We were together for six months, the first important relationship of adult life for both of us. And if I went into a tailspin for awhile after we broke up, it wasn't her fault. The fact is, every significant relationship in our lives builds on the foundation of the ones that went before.

It's strange for me to think that all that started 44 years ago. I'm 64, not 20, and she just celebrated her 31st birthday for the second time (do the math). She's successful and important, while I'm retired and mostly happy.

I've seen her once since 1970, a two-minute encounter at the Democratic Convention in 2000 in Los Angeles. We both looked a lot different. She looked better.

The world has changed so much. Forty years ago, when people broke up and went their separate ways, it was rare that either learned how things worked out for the other one. These days, with Facebook and all sorts of other social media, we find ourselves connected to people we never thought we would ever see again.

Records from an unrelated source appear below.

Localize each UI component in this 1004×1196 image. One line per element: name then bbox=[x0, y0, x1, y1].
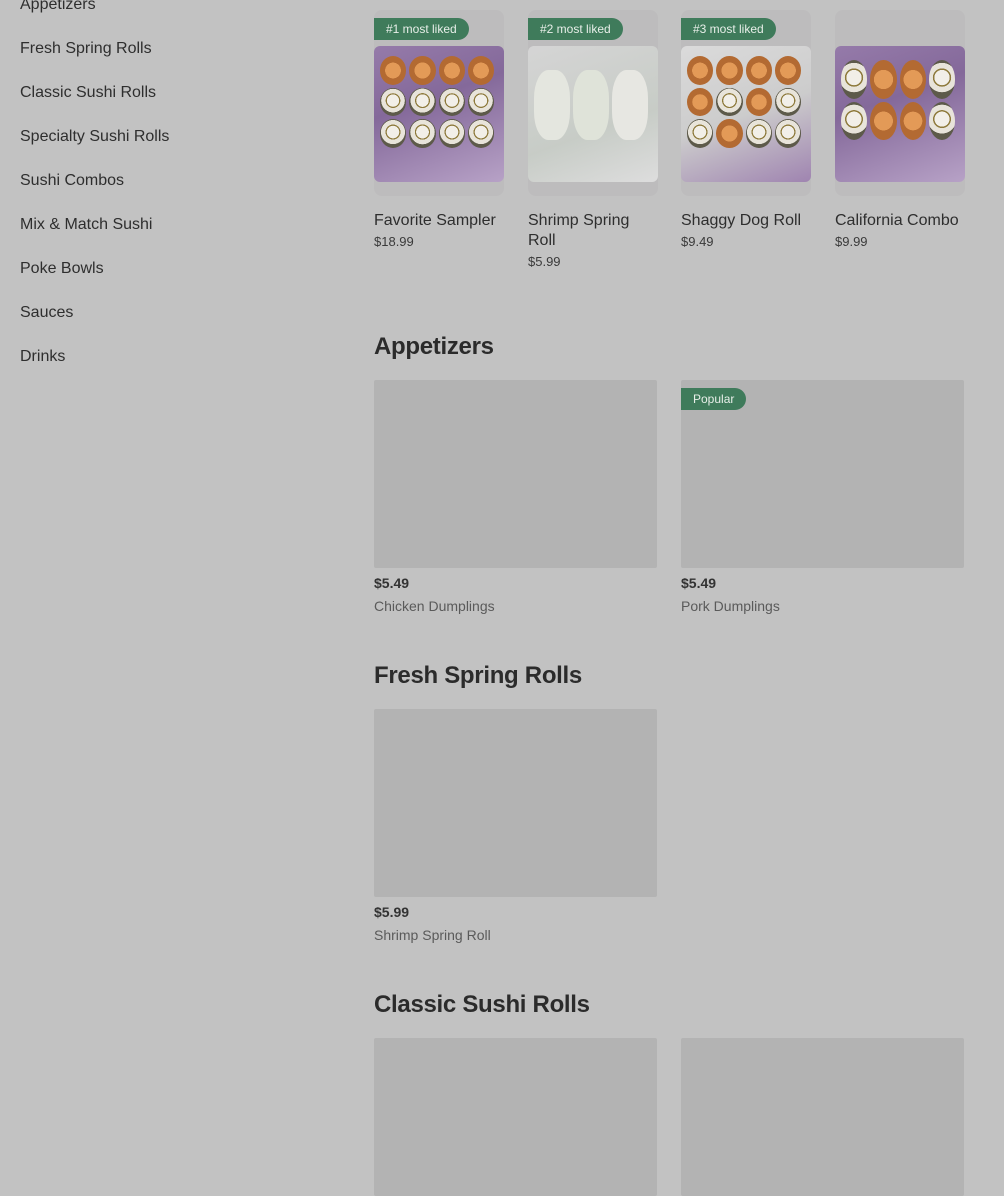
featured-item-card[interactable]: #3 most liked Shaggy Dog Roll $9.49 bbox=[681, 10, 811, 249]
featured-item-image: #1 most liked bbox=[374, 10, 504, 196]
sidebar-item-classic-sushi-rolls[interactable]: Classic Sushi Rolls bbox=[20, 84, 156, 102]
menu-item-name: Shrimp Spring Roll bbox=[374, 927, 491, 943]
section-title-fresh-spring-rolls: Fresh Spring Rolls bbox=[374, 662, 582, 689]
featured-item-image: #3 most liked bbox=[681, 10, 811, 196]
menu-item-image-placeholder: Popular bbox=[681, 380, 964, 568]
sidebar-item-fresh-spring-rolls[interactable]: Fresh Spring Rolls bbox=[20, 40, 152, 58]
sidebar-item-poke-bowls[interactable]: Poke Bowls bbox=[20, 260, 104, 278]
sidebar-item-sauces[interactable]: Sauces bbox=[20, 304, 73, 322]
menu-item-card[interactable]: Popular $5.49 Pork Dumplings bbox=[681, 380, 964, 614]
featured-item-price: $5.99 bbox=[528, 254, 561, 269]
featured-item-card[interactable]: California Combo $9.99 bbox=[835, 10, 965, 249]
menu-item-image-placeholder bbox=[374, 380, 657, 568]
sidebar-item-appetizers[interactable]: Appetizers bbox=[20, 0, 96, 14]
menu-item-image-placeholder bbox=[681, 1038, 964, 1196]
menu-item-price: $5.99 bbox=[374, 904, 410, 920]
featured-item-card[interactable]: #2 most liked Shrimp Spring Roll $5.99 bbox=[528, 10, 658, 269]
menu-item-name: Pork Dumplings bbox=[681, 598, 780, 614]
featured-item-price: $18.99 bbox=[374, 234, 414, 249]
featured-item-image bbox=[835, 10, 965, 196]
popular-badge: Popular bbox=[681, 388, 747, 410]
featured-item-name: Shrimp Spring Roll bbox=[528, 212, 630, 249]
menu-item-card[interactable] bbox=[681, 1038, 964, 1196]
featured-item-image: #2 most liked bbox=[528, 10, 658, 196]
most-liked-badge: #1 most liked bbox=[374, 18, 469, 40]
menu-item-card[interactable]: $5.99 Shrimp Spring Roll bbox=[374, 709, 657, 943]
menu-item-price: $5.49 bbox=[374, 575, 410, 591]
menu-item-image-placeholder bbox=[374, 1038, 657, 1196]
featured-item-name: California Combo bbox=[835, 212, 959, 229]
section-title-appetizers: Appetizers bbox=[374, 333, 494, 360]
sidebar-item-drinks[interactable]: Drinks bbox=[20, 348, 65, 366]
featured-item-name: Shaggy Dog Roll bbox=[681, 212, 802, 229]
menu-item-name: Chicken Dumplings bbox=[374, 598, 495, 614]
featured-item-name: Favorite Sampler bbox=[374, 212, 496, 229]
menu-item-card[interactable]: $5.49 Chicken Dumplings bbox=[374, 380, 657, 614]
featured-item-card[interactable]: #1 most liked Favorite Sampler $18.99 bbox=[374, 10, 504, 249]
sidebar-item-specialty-sushi-rolls[interactable]: Specialty Sushi Rolls bbox=[20, 128, 169, 146]
featured-item-price: $9.99 bbox=[835, 234, 868, 249]
featured-item-price: $9.49 bbox=[681, 234, 714, 249]
most-liked-badge: #2 most liked bbox=[528, 18, 623, 40]
section-title-classic-sushi-rolls: Classic Sushi Rolls bbox=[374, 991, 590, 1018]
menu-item-price: $5.49 bbox=[681, 575, 717, 591]
most-liked-badge: #3 most liked bbox=[681, 18, 776, 40]
sidebar-item-sushi-combos[interactable]: Sushi Combos bbox=[20, 172, 124, 190]
menu-item-image-placeholder bbox=[374, 709, 657, 897]
sidebar-item-mix-match-sushi[interactable]: Mix & Match Sushi bbox=[20, 216, 152, 234]
menu-item-card[interactable] bbox=[374, 1038, 657, 1196]
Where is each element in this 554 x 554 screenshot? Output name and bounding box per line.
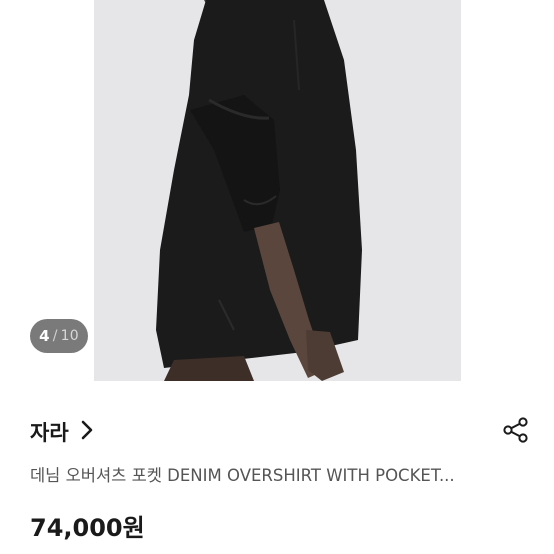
chevron-right-icon — [81, 420, 93, 444]
image-counter-current: 4 — [39, 327, 50, 345]
shop-name: 자라 — [30, 421, 69, 445]
shop-link[interactable]: 자라 — [30, 417, 93, 447]
image-counter-badge: 4 / 10 — [30, 319, 88, 353]
product-title: 데님 오버셔츠 포켓 DENIM OVERSHIRT WITH POCKET..… — [30, 466, 455, 485]
image-counter-total: 10 — [60, 328, 79, 344]
product-photo — [94, 0, 461, 381]
share-icon[interactable] — [502, 416, 530, 448]
product-price: 74,000원 — [30, 514, 145, 542]
shop-row: 자라 — [30, 412, 530, 452]
product-image-gallery[interactable]: 4 / 10 — [0, 0, 554, 381]
image-counter-separator: / — [52, 328, 58, 344]
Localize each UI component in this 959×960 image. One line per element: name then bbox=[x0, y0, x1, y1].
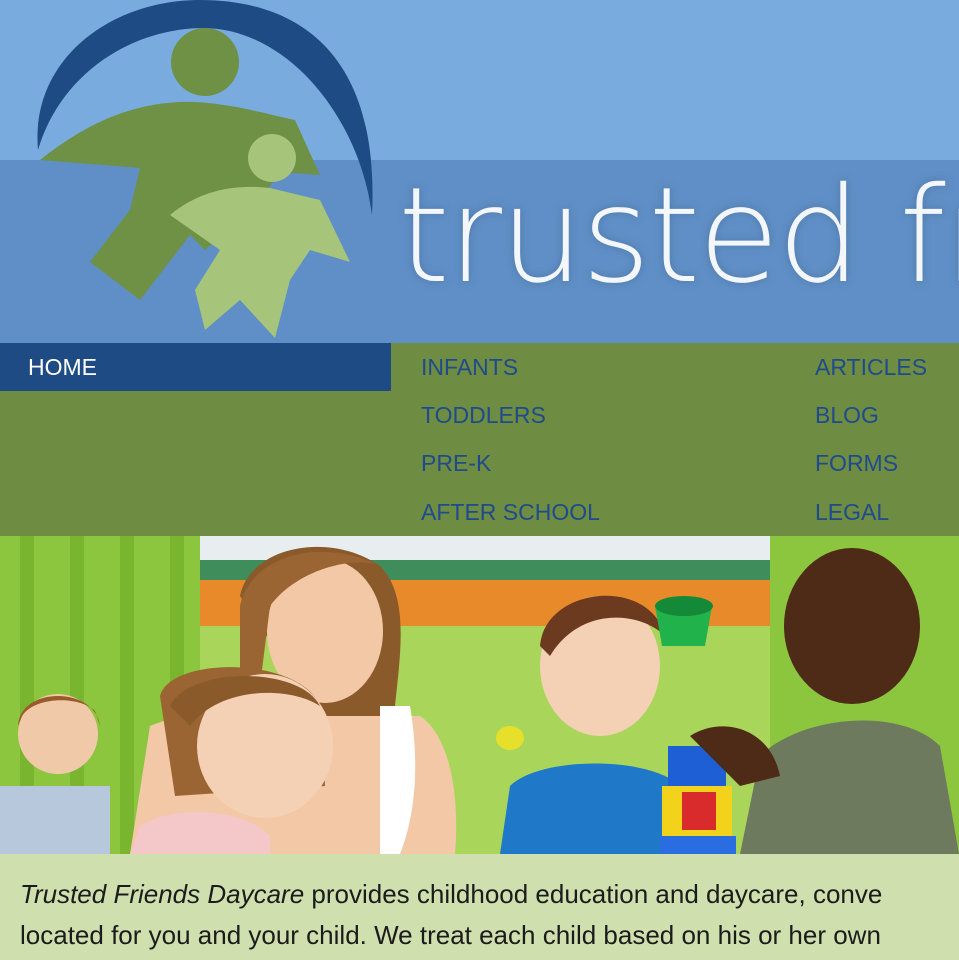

It's nice. It's like walking out of a movie halfway through and finding out years later how it ended.

***

My baseball collection keeps growing, and I have had the opportunity to pick up some unusual ones.

The real challenge is to find signatures of older players at good prices, and old signatures are the best. Most of the older players I've managed to acquire signed the balls at autograph shows as older men. One ball I landed recently was my first from a player whose career started in the 1920s. Bill Terry started with the New York Giants in 1923, and in 1930 he became the last National Leaguer to hit .400.

Gates Brown
One that meant more to me, though, was finding a ball signed by Gates Brown.

Brown is best known as the most successful pinch-hitter in American League history. His entire career was spent with the Detroit Tigers, and he was part of their World Series-winning team in 1968.

But what he meant to me was that he was the only major league ballplayer from Crestline, Ohio, the little town where my grandparents lived. As a young boy, Brown had earned money shining shoes, and he often came into the police station where my grandfather was chief and shined his shoes.

My grandfather was so proud of him, and when he introduced me to him before a game at Cleveland's Municipal Stadium, I remember Brown saying, "Hi, Chief. How have you been?"

My grandfather died in 1985, and I hadn't thought about Brown in many years. He died three months ago in Detroit at the age of 74. He had lived his entire life there after baseball, but I was pleased to see that he was buried back in Crestline, the town where he grew up.